Materials and Methods: This HIPAA-compliant study was institutional review board approved; informed patient consent was waived. CT scans of 15 measurable nonsmall cell lung cancers (in five men and 10 women; mean age, 64 years; range, 3878 years) before and after gefitinib treatment were analyzed. A semiautomated three-dimensional lung cancer segmentation algorithm was developed and applied to each tumor at baseline and follow-up. The computer calculated the greatest diameter (unidimensional measurement), the product of the greatest diameter and the greatest perpendicular diameter (bidimensional measurement), and the volume of each tumor. Exact McNemar tests were used to analyze differences in the percentage change calculated with different measurement techniques.
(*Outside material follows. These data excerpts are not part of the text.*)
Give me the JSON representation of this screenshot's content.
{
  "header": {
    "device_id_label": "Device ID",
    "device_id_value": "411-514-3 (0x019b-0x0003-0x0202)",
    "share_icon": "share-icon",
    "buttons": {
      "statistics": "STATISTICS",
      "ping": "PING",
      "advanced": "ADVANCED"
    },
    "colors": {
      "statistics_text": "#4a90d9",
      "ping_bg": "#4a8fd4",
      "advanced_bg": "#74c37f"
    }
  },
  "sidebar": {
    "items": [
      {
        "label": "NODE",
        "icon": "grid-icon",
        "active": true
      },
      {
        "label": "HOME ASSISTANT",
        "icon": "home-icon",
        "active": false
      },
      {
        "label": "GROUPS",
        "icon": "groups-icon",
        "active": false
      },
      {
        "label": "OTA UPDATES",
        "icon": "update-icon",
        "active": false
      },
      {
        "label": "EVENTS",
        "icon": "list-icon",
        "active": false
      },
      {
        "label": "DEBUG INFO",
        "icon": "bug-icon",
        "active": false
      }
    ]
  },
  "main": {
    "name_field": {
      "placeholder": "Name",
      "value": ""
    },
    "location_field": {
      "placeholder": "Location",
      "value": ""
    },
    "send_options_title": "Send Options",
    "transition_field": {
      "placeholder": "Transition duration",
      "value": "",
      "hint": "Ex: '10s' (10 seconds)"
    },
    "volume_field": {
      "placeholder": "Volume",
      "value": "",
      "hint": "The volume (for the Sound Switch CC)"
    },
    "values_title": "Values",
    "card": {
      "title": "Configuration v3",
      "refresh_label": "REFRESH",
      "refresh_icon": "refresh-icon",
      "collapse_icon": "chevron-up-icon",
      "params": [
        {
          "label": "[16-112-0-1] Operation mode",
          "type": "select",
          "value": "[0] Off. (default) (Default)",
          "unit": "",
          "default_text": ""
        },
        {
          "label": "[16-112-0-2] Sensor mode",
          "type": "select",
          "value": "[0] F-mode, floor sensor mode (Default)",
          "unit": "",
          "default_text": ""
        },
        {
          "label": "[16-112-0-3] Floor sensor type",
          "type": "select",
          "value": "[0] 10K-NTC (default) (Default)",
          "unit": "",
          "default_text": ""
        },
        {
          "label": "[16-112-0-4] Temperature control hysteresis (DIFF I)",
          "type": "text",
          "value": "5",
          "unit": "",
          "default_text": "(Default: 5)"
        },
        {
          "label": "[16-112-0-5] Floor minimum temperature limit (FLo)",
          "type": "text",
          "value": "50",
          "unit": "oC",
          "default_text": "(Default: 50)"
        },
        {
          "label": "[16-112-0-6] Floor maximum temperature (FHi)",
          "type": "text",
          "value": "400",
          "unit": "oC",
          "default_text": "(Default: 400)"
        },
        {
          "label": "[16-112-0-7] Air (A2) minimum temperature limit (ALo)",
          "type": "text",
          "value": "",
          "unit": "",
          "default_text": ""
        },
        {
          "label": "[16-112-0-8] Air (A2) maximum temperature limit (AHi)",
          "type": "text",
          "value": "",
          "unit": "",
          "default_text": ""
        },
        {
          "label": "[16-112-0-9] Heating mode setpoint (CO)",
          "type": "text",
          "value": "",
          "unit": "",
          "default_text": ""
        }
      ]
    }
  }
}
Results: The computer accurately segmented 14 of the 15 tumors. One paramediastinal tumor required manual separation from the mediastinum. Eleven (73%) of the 15 patients had an absolute change in tumor volume of at least 20%, compared with one (7%) and four (27%) patients who had similar changes in unscaled unidimensional (P < .01) and bidimensional (P = .04) tumor measurements, respectively. Seven (47%) patients had an absolute change in tumor volume of at least 30%. In contrast, at unscaled analysis, no patients at unidimensional measurement (P = .02) and two (13%) patients at bidimensional measurement (P = .06) had a change of at least 30%.
Conclusion: Compared with the unidimensional and bidimensional techniques, semiautomated tumor segmentation enabled the identification of a larger number of patients with absolute changes in tumor volume of at least 20% and 30%.